お客様のWebシステム新規構築プロジェクトで、某社開発の業務パッケージをカスタマイズして導入することになりましたが、全体的にコストを極力安く抑えたいというお客様のご要望がありました。この業務パッケージでは、500件以上あるバックグラウンドジョブの制御にTivoliを採用していましたが、コストを抑えるため、今回Hinemosでジョブを構築することとなりました。 今回弊社は、Hinemosでのジョブ構築作業担当として、同プロジェクトへ参画致しました。

移行作業

500件以上あるTivoliジョブは、依存関係、カレンダーや実行コマンド等、必要なほぼ全ての情報がExcelのワークシート上で管理されていたため、Hinemos Utilityオプションに含まれるExcelインポート機能を使用して、少ない工数でHinemosジョブへ移行することができました。

 

なお、Hinemos Utilityを使用してExcelワークシートをインポートするためには、所定のExcelテンプレートのフォーマットに合わせてジョブ情報を加工する必要がありますが、情報の加工にあたってはPerlスクリプトを適宜作成して使用し、一見複雑に見える作業も、非常に効率的に行うことができました。

問題と対策

今回Hinemosへ移行したジョブは、日次バッチであるジョブユニットの配下の各ジョブネットが、それぞれ個別の「起動予定時刻」を持っていました。

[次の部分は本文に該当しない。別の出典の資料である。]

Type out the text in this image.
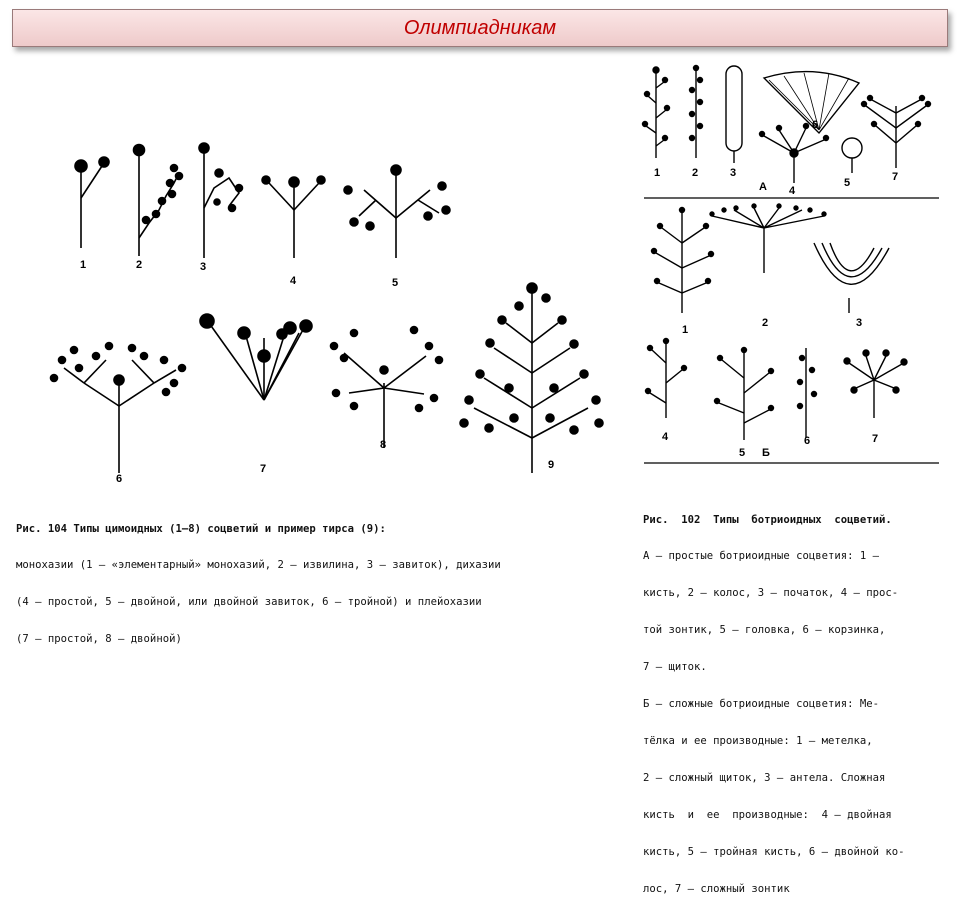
Олимпиадникам
1	2	3
4	5
6
7
8
9

Рис. 104 Типы цимоидных (1—8) соцветий и пример тирса (9):

монохазии (1 — «элементарный» монохазий, 2 — извилина, 3 — завиток), дихазии

(4 — простой, 5 — двойной, или двойной завиток, 6 — тройной) и плейохазии

(7 — простой, 8 — двойной)

1	2	3
6
4
5	7
А
1
2	3
4
5
6	7
Б

Рис.  102  Типы  ботриоидных  соцветий.

А — простые ботриоидные соцветия: 1 —

кисть, 2 — колос, 3 — початок, 4 — прос-

той зонтик, 5 — головка, 6 — корзинка,

7 — щиток.

Б — сложные ботриоидные соцветия: Ме-

тёлка и ее производные: 1 — метелка,

2 — сложный щиток, 3 — антела. Сложная

кисть  и  ее  производные:  4 — двойная

кисть, 5 — тройная кисть, 6 — двойной ко-

лос, 7 — сложный зонтик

これについては、各ジョブネットに「時刻の待ち条件」を設定することで実現しましたが、サーバメンテナンス等でHinemosがダウンし、当日のジョブセッションが開始できなかった場合に、問題が発生します。具体的には、復旧後にジョブセッションを開始すると、その時点より前の時刻を「時刻の待ち条件」に設定しているジョブネットが翌日まで待機状態になってしまい、結果として日次バッチが正しく開始できない、というものです。

 

上記の動作はHinemosの仕様ですが、この対策として、お客様が用意された予備機にもHinemosを構築し、サーバメンテナンス等が発生した場合は予備機上でジョブを実行するよう運用手順を検討し、提案致しました。